Little is known about this reclusive artist. Scraping his Facebook page gives us this: He works alone. His methods are unknown. The only person to witness him in his Casa Stuntman Studio, one Captain Willard, reported that he “didn’t see any method…at all.” Previously described as “DJ Shadow having a meal with dEUS until the wine runs out. Then things take a turn for the worse…”

Artist: The Unknown Stuntman Feat. Clemency Jones
Track: I’m Leavin’ (Sea-Quenchin’ Blues)
Release: Various Artists: Compiled By Klis – ‘Sequential Music: An Alternative Approach For Experimental Minds’ ALBUM {mspiral006}


1. What attracted you to creating music using the Sequential Music method?

The idea of non-overlapping sounds creating a cohesive whole interested me from a chin-stroking technical perspective – but my worry was that the technique would be valued above the sound that technique was actually making – much like jazz. So I went in….

2. How did you make your track (approach, ideas, equipment used, mixing techniques)?

My first thought was that this Sequential concept was so rooted in machine-based music (literally using a sequencer to trigger machine sounds) that most if not all entries would be electronic music. So what could I do differently? I decided to splice live & machine instruments glaringly together – and also include vocals. I roped in my old collaborator Clemency Jones to record vocals on what I told him was a blues song – my original plan was to just keep the vocals but then I thought I could crowbar the slide guitar in as well. I sampled his growl, pitched it down and got me a kick drum – then out came the synths to create the machine parts. What you hear in the finished track is the sound of centuries colliding, and often not in a good way.

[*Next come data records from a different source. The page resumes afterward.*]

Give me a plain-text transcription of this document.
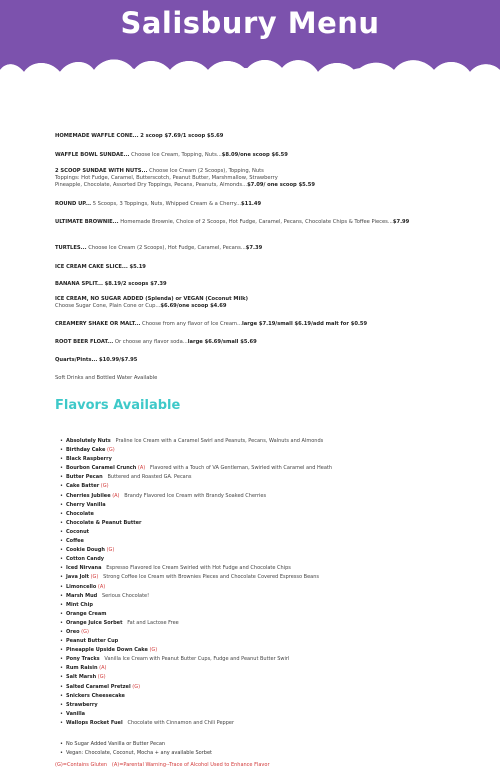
Salisbury Menu
HOMEMADE WAFFLE CONE... 2 scoop $7.69/1 scoop $5.69
WAFFLE BOWL SUNDAE... Choose Ice Cream, Topping, Nuts...$8.09/one scoop $6.59
2 SCOOP SUNDAE WITH NUTS... Choose Ice Cream (2 Scoops), Topping, Nuts
Toppings: Hot Fudge, Caramel, Butterscotch, Peanut Butter, Marshmallow, Strawberry
Pineapple, Chocolate, Assorted Dry Toppings, Pecans, Peanuts, Almonds...$7.09/ one scoop $5.59
ROUND UP... 5 Scoops, 3 Toppings, Nuts, Whipped Cream & a Cherry...$11.49
ULTIMATE BROWNIE... Homemade Brownie, Choice of 2 Scoops, Hot Fudge, Caramel, Pecans, Chocolate Chips & Toffee Pieces...$7.99
TURTLES... Choose Ice Cream (2 Scoops), Hot Fudge, Caramel, Pecans...$7.39
ICE CREAM CAKE SLICE... $5.19
BANANA SPLIT... $8.19/2 scoops $7.39
ICE CREAM, NO SUGAR ADDED (Splenda) or VEGAN (Coconut Milk)
Choose Sugar Cone, Plain Cone or Cup...$6.69/one scoop $4.69
CREAMERY SHAKE OR MALT... Choose from any flavor of Ice Cream...large $7.19/small $6.19/add malt for $0.59
ROOT BEER FLOAT... Or choose any flavor soda...large $6.69/small $5.69
Quarts/Pints... $10.99/$7.95
Soft Drinks and Bottled Water Available
Flavors Available
• Absolutely Nuts Praline Ice Cream with a Caramel Swirl and Peanuts, Pecans, Walnuts and Almonds
• Birthday Cake (G)
• Black Raspberry
• Bourbon Caramel Crunch (A) Flavored with a Touch of VA Gentleman, Swirled with Caramel and Heath
• Butter Pecan Buttered and Roasted GA. Pecans
• Cake Batter (G)
• Cherries Jubilee (A) Brandy Flavored Ice Cream with Brandy Soaked Cherries
• Cherry Vanilla
• Chocolate
• Chocolate & Peanut Butter
• Coconut
• Coffee
• Cookie Dough (G)
• Cotton Candy
• Iced Nirvana Espresso Flavored Ice Cream Swirled with Hot Fudge and Chocolate Chips
• Java Jolt (G) Strong Coffee Ice Cream with Brownies Pieces and Chocolate Covered Espresso Beans
• Limoncello (A)
• Marsh Mud Serious Chocolate!
• Mint Chip
• Orange Cream
• Orange Juice Sorbet Fat and Lactose Free
• Oreo (G)
• Peanut Butter Cup
• Pineapple Upside Down Cake (G)
• Pony Tracks Vanilla Ice Cream with Peanut Butter Cups, Fudge and Peanut Butter Swirl
• Rum Raisin (A)
• Salt Marsh (G)
• Salted Caramel Pretzel (G)
• Snickers Cheesecake
• Strawberry
• Vanilla
• Wallops Rocket Fuel Chocolate with Cinnamon and Chili Pepper
• No Sugar Added Vanilla or Butter Pecan
• Vegan: Chocolate, Coconut, Mocha + any available Sorbet
(G)=Contains Gluten (A)=Parental Warning--Trace of Alcohol Used to Enhance Flavor
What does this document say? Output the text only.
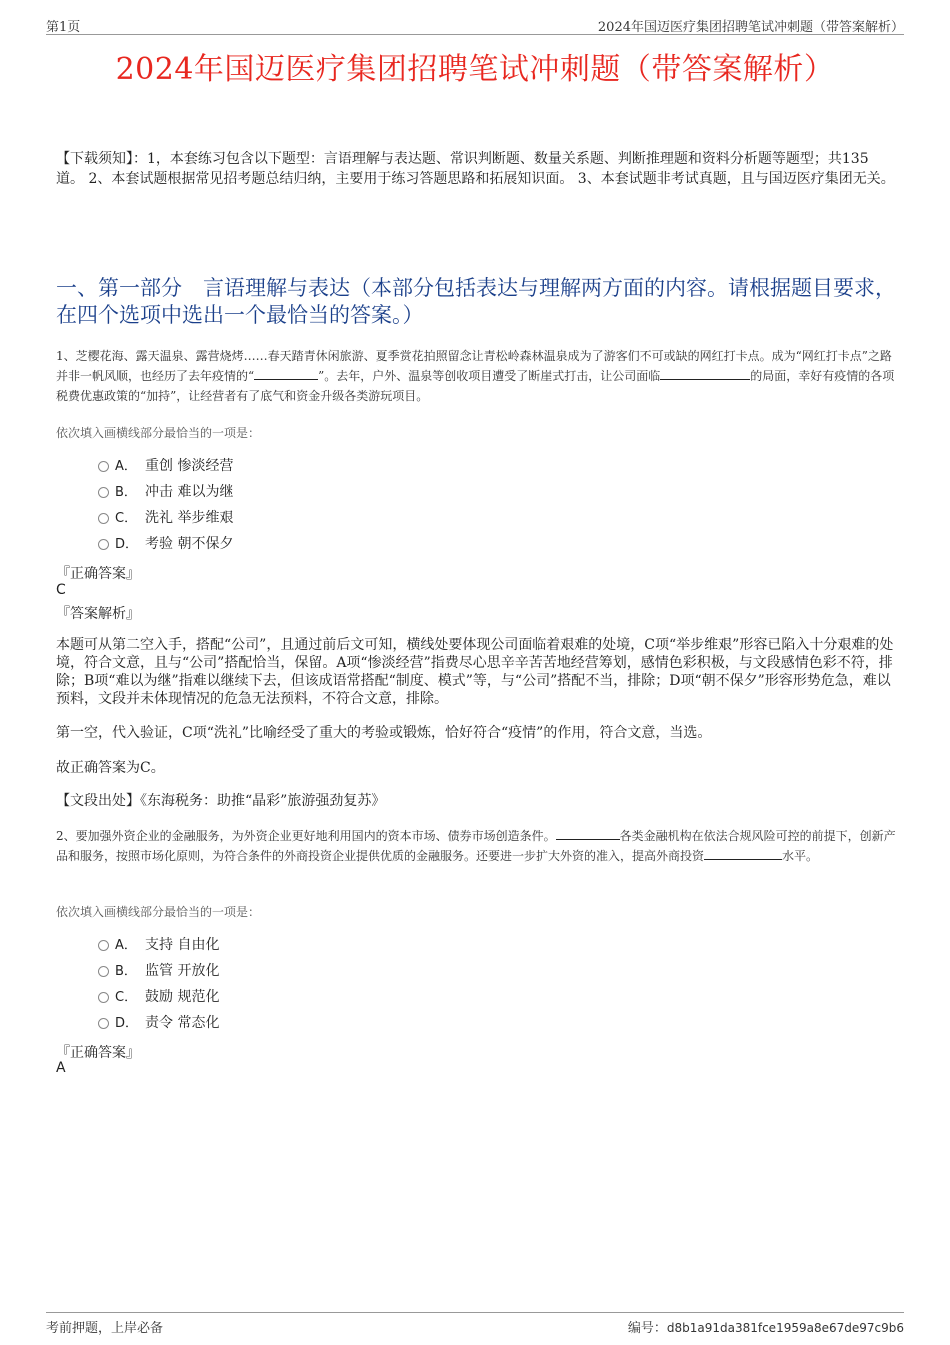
第1页	2024年国迈医疗集团招聘笔试冲刺题（带答案解析）
2024年国迈医疗集团招聘笔试冲刺题（带答案解析）
【下载须知】：1，本套练习包含以下题型：言语理解与表达题、常识判断题、数量关系题、判断推理题和资料分析题等题型；共135道。 2、本套试题根据常见招考题总结归纳，主要用于练习答题思路和拓展知识面。 3、本套试题非考试真题，且与国迈医疗集团无关。
一、第一部分　言语理解与表达（本部分包括表达与理解两方面的内容。请根据题目要求，在四个选项中选出一个最恰当的答案。）
1、芝樱花海、露天温泉、露营烧烤……春天踏青休闲旅游、夏季赏花拍照留念让青松岭森林温泉成为了游客们不可或缺的网红打卡点。成为“网红打卡点”之路并非一帆风顺，也经历了去年疫情的“	”。去年，户外、温泉等创收项目遭受了断崖式打击，让公司面临	的局面，幸好有疫情的各项税费优惠政策的“加持”，让经营者有了底气和资金升级各类游玩项目。
依次填入画横线部分最恰当的一项是：
A． 重创 惨淡经营
B． 冲击 难以为继
C． 洗礼 举步维艰
D． 考验 朝不保夕
『正确答案』
C
『答案解析』
本题可从第二空入手，搭配“公司”，且通过前后文可知，横线处要体现公司面临着艰难的处境，C项“举步维艰”形容已陷入十分艰难的处境，符合文意，且与“公司”搭配恰当，保留。A项“惨淡经营”指费尽心思辛辛苦苦地经营筹划，感情色彩积极，与文段感情色彩不符，排除；B项“难以为继”指难以继续下去，但该成语常搭配“制度、模式”等，与“公司”搭配不当，排除；D项“朝不保夕”形容形势危急，难以预料，文段并未体现情况的危急无法预料，不符合文意，排除。
第一空，代入验证，C项“洗礼”比喻经受了重大的考验或锻炼，恰好符合“疫情”的作用，符合文意，当选。
故正确答案为C。
【文段出处】《东海税务：助推“晶彩”旅游强劲复苏》
2、要加强外资企业的金融服务，为外资企业更好地利用国内的资本市场、债券市场创造条件。	各类金融机构在依法合规风险可控的前提下，创新产品和服务，按照市场化原则，为符合条件的外商投资企业提供优质的金融服务。还要进一步扩大外资的准入，提高外商投资	水平。
依次填入画横线部分最恰当的一项是：
A． 支持 自由化
B． 监管 开放化
C． 鼓励 规范化
D． 责令 常态化
『正确答案』
A
考前押题，上岸必备	编号：d8b1a91da381fce1959a8e67de97c9b6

3. What challenges did you face?

The uncomfortable question was “Is it an enjoyable piece of music, or is it a showcase of a cerebral conceit?” I tried out the track on several friends and the results were remarkably split down the middle – the people who produced music themselves loved it, the people who enjoy listening to music for pleasure did not! So I’d have to conclude that the challenges I faced were nothing compared to the challenge of actually listening to the track.

4. How would you summarise your experience?

I enjoyed it, it was an intellectual exercise that was frustrating, hilarious and eventually quite fulfilling. I’m still surprised that the track’s gone down so well. With certain people anyway.